PS. You sentences are often too long. I know you want to use these difficult sentences structures to prove you are intelligent. However, considering admission officers are extremely tired when reading essays, you'd better cut your sentences short. :)
OP donkeykong98732 /  
Oct 28, 2010   #3
Thanks so much! I changed it (:
EF_Kevin 8 / 13,321 129  
Nov 2, 2010   #4
sigh of accomplishment

Cool, I don't think I have ever heard this phrase.

...cool air of air conditioner , a luxury for which we were grateful for .

It was not until later when one of the locals told us that the children had several different parents because a man was allowed to marry up to four wives, that we realized some of the children had no definite set of parents.
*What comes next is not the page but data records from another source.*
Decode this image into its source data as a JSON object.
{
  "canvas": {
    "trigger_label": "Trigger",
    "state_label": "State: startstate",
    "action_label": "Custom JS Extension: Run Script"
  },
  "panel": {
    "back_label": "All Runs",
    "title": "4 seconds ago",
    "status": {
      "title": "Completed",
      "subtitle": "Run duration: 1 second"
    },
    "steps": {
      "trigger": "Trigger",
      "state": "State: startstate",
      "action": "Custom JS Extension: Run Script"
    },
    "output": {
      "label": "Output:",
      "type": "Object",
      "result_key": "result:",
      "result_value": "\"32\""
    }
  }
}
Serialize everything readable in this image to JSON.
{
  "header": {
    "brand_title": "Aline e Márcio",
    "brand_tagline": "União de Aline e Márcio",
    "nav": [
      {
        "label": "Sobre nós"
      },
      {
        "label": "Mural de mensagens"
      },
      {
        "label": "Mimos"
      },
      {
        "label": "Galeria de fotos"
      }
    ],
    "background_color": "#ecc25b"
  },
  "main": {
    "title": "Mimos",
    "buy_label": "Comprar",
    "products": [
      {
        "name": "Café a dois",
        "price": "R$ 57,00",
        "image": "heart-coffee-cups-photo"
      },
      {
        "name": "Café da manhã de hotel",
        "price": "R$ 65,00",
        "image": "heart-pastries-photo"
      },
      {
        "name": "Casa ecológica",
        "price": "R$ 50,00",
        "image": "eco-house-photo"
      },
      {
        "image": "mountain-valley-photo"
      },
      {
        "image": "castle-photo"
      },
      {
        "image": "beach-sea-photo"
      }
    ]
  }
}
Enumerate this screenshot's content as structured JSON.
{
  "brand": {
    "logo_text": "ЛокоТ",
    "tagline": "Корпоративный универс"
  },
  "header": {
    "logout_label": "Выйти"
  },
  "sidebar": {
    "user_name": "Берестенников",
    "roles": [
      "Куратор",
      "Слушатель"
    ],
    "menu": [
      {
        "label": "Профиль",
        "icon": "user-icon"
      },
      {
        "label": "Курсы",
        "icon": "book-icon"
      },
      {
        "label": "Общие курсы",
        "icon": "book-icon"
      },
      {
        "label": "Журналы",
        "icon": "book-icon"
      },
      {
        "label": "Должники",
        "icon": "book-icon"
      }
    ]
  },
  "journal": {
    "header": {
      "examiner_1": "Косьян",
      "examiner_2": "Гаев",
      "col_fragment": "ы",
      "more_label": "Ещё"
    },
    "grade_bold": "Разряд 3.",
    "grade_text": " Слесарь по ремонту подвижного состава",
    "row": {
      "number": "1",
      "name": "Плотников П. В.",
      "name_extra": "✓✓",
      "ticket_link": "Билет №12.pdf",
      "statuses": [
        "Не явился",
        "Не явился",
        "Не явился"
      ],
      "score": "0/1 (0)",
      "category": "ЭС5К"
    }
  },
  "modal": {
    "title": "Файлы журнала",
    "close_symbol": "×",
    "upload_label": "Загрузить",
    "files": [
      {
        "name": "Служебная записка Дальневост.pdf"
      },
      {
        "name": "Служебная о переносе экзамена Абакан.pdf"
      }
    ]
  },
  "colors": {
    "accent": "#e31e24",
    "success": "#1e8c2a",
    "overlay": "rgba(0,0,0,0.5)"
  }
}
Although much had gone on during my stay in the Gambia, much had come out of it. You can create a better sentence than this as the intro to the last paragraph. This sentence suggests that if a lot went on it is unlikely that a lot would come out of it... but that is not part of what you are trying to say.

(The Gambia?) was the most...
This essay is excellent, but the whole last paragraph seems weak. It seems like you should be able to draw a few specific lessons from it... lessons that help you decide on your path for the future.